Réveil à six heures. Il fait nuit noire encore à Bordeaux où, grand chance, les nuages ont déserté le ciel. A trente minutes de chez moi, attend, sur le tarmac de l'aéroport de Mérignac, l'Airbus A-300 Zero-G de Novespace.
L'avion est la seule manière pour l'homme de se soustraire aux effets de la gravité sans avoir à aller dans l'espace. Il n'est pas huit heures et j'attends ma piqûre de scopolamine. Vous avez bien lu scopolamine. Cette substance à la néfaste réputation en Amérique latine est utilisée notamment pour endormir les victimes de voleurs et autres délinquants. Là, il s'agit juste d'éviter le mal de l'air. Une dose standard et je suis prêt. On m'a quand même prévenu que risque d'être un peu « stone ». J'accepte quand même, pas question de gâcher les deux heures et demie de vol malade au fond de l'appareil.
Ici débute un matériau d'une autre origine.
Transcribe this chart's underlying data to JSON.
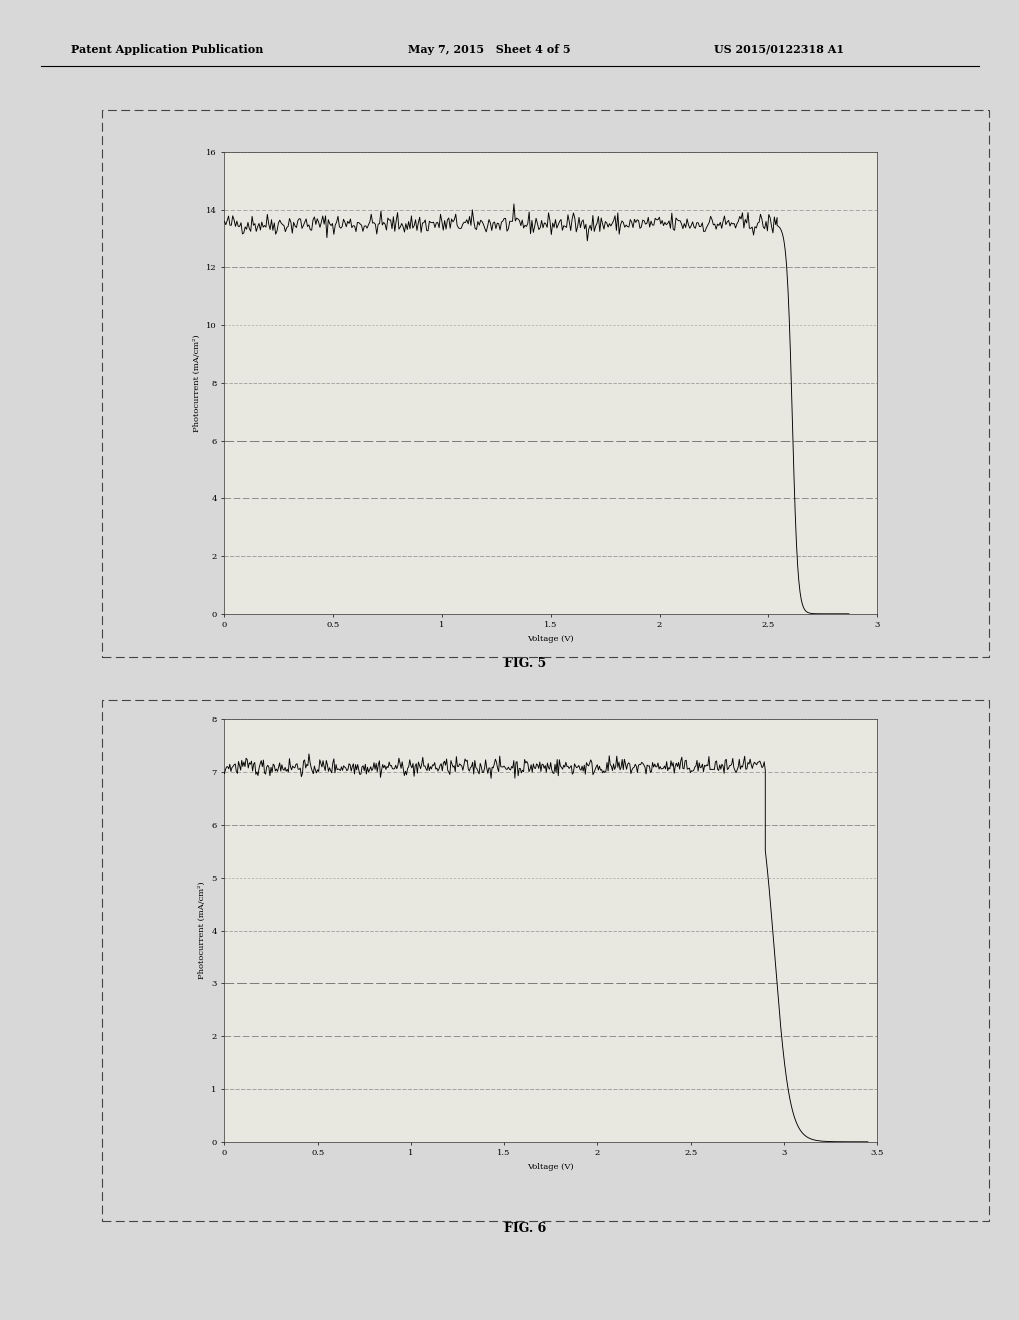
{
  "header_left": "Patent Application Publication",
  "header_mid": "May 7, 2015   Sheet 4 of 5",
  "header_right": "US 2015/0122318 A1",
  "fig5_title": "FIG. 5",
  "fig5_ylabel": "Photocurrent (mA/cm²)",
  "fig5_xlabel": "Voltage (V)",
  "fig5_xlim": [
    0,
    3.0
  ],
  "fig5_ylim": [
    0,
    16
  ],
  "fig5_xticks": [
    0,
    0.5,
    1.0,
    1.5,
    2.0,
    2.5,
    3.0
  ],
  "fig5_xticklabels": [
    "0",
    "0.5",
    "1",
    "1.5",
    "2",
    "2.5",
    "3"
  ],
  "fig5_yticks": [
    0,
    2,
    4,
    6,
    8,
    10,
    12,
    14,
    16
  ],
  "fig5_flat_current": 13.5,
  "fig5_voc": 2.62,
  "fig5_noise_amp": 0.18,
  "fig5_drop_steepness": 80,
  "fig6_title": "FIG. 6",
  "fig6_ylabel": "Photocurrent (mA/cm²)",
  "fig6_xlabel": "Voltage (V)",
  "fig6_xlim": [
    0,
    3.5
  ],
  "fig6_ylim": [
    0,
    8
  ],
  "fig6_xticks": [
    0,
    0.5,
    1.0,
    1.5,
    2.0,
    2.5,
    3.0,
    3.5
  ],
  "fig6_xticklabels": [
    "0",
    "0.5",
    "1",
    "1.5",
    "2",
    "2.5",
    "3",
    "3.5"
  ],
  "fig6_yticks": [
    0,
    1,
    2,
    3,
    4,
    5,
    6,
    7,
    8
  ],
  "fig6_flat_current": 7.1,
  "fig6_voc": 3.0,
  "fig6_noise_amp": 0.08,
  "fig6_drop_steepness": 25,
  "line_color": "#000000",
  "bg_color": "#d8d8d8",
  "plot_bg": "#e8e8e0",
  "grid_color": "#555555",
  "border_color": "#333333",
  "header_fontsize": 8,
  "axis_label_fontsize": 6,
  "tick_fontsize": 6,
  "fig_label_fontsize": 9
}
Une heure plus tard, tout le monde a embarqué. Une quarantaine de personnes: vingt chercheurs qui viennent réaliser leurs expériences dans les conditions de l'apesanteur, des personnels de sécurité en vol, des pilotes, un médecin et l'encadrement de Novespace. Et un journaliste qui fait ce qu'il peut pour cacher son excitation.
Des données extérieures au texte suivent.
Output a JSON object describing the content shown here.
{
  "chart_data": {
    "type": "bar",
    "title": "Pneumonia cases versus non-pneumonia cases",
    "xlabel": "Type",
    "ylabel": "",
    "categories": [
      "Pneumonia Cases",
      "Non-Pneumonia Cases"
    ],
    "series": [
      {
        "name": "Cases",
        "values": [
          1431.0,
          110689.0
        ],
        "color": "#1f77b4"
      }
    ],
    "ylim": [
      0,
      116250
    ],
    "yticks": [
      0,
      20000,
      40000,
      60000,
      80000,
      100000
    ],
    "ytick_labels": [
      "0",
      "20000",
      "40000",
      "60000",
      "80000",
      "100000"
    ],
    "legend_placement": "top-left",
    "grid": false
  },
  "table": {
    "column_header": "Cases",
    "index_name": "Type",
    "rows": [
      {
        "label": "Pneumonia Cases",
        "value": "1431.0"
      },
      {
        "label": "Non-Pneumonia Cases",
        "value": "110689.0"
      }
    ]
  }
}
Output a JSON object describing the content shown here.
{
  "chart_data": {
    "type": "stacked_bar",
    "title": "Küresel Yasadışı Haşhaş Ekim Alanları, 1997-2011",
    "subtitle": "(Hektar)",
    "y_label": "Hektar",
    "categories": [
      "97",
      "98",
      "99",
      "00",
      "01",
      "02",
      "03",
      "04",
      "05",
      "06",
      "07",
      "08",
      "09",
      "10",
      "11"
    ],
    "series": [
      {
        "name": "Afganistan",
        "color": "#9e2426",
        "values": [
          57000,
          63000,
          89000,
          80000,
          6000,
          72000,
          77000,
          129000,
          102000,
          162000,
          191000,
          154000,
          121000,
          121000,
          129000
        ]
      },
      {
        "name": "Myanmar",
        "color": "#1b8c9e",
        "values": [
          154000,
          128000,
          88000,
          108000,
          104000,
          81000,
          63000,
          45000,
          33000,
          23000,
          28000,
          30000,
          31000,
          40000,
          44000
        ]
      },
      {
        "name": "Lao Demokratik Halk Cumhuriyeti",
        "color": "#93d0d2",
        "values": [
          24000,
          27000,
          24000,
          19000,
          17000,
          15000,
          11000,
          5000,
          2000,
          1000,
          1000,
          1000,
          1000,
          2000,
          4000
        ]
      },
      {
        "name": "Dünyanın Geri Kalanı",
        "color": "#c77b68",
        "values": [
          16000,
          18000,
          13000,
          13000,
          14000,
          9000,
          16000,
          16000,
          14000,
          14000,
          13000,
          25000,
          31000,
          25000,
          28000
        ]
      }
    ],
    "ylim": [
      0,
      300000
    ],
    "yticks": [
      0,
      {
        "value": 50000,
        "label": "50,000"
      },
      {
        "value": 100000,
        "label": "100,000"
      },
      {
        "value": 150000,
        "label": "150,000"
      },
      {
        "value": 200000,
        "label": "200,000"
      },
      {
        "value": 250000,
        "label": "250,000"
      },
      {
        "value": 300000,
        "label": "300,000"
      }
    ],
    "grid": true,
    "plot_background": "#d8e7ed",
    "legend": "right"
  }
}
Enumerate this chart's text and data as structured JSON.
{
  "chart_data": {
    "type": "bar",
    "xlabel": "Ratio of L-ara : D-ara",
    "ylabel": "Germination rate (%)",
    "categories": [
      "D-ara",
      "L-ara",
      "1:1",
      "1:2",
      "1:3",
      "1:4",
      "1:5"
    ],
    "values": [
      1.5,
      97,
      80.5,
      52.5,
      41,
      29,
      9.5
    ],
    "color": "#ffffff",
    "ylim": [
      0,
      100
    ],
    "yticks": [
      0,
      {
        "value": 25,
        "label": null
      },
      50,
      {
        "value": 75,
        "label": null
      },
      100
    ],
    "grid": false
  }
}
Décollage, direction l'Atlantique, au sud des côtes bretonnes, une zone choisie pour son faible trafic aérien.
Au bout d'une vingtaine de minutes, annonce du pilote: « Première parabole dans dix minutes ». Etoiles dans les yeux, papillons dans le ventre. Ou l'inverse. Je serre ma caméra très fort, comme un doudou. On se détend.
Les scientifiques sont installés autour de leurs expériences et attendent la première parabole, dite « test ». Je m'installe dans la zone de « free floating » (ou zone d'évolution libre, pour faire long et français) : un espace de quelques mètres carrés matelassés et entourés de filets.
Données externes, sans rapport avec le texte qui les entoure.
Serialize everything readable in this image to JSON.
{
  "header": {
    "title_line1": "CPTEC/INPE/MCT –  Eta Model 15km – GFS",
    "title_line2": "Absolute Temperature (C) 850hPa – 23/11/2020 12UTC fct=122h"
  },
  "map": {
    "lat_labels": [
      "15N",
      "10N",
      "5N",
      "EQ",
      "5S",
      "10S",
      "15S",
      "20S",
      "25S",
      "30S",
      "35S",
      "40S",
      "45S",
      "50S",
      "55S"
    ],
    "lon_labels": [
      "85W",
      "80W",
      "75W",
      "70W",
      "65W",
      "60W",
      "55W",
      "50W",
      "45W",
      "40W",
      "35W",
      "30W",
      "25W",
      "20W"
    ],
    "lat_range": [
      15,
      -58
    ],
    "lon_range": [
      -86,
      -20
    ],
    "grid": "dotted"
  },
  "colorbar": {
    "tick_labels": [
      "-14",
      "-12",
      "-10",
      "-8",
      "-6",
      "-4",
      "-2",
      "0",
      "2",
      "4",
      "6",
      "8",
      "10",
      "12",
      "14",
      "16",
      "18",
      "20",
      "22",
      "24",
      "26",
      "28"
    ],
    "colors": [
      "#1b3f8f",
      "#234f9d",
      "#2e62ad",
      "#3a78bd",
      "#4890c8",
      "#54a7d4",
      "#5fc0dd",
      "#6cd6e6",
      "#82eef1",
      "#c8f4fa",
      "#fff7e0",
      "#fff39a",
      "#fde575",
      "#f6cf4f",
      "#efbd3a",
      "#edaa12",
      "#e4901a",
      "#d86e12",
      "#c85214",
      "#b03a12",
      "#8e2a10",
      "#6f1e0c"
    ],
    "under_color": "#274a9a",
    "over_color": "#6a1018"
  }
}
Le vol parabolique est une manœuvre aérienne qui consiste, pour faire court, à reproduire la trajectoire d'un objet jeté en l'air. Au sommet de cette trajectoire, ou parabole, l'objet sera en chute, ou autrement dit en apesanteur. Il est ici question de faire la même chose mais à l'échelle et à la vitesse d'un avion en vol.
Me voilà donc prêt à jouer le projectile. Deux compagnons de vol vont vivre aussi cette première expérience en même temps que moi. Un Anglais et un Allemand âgés d'une trentaine d'années qui travaillent sur la mise au point d'une combinaison pour l'espace ou « skinsuit ».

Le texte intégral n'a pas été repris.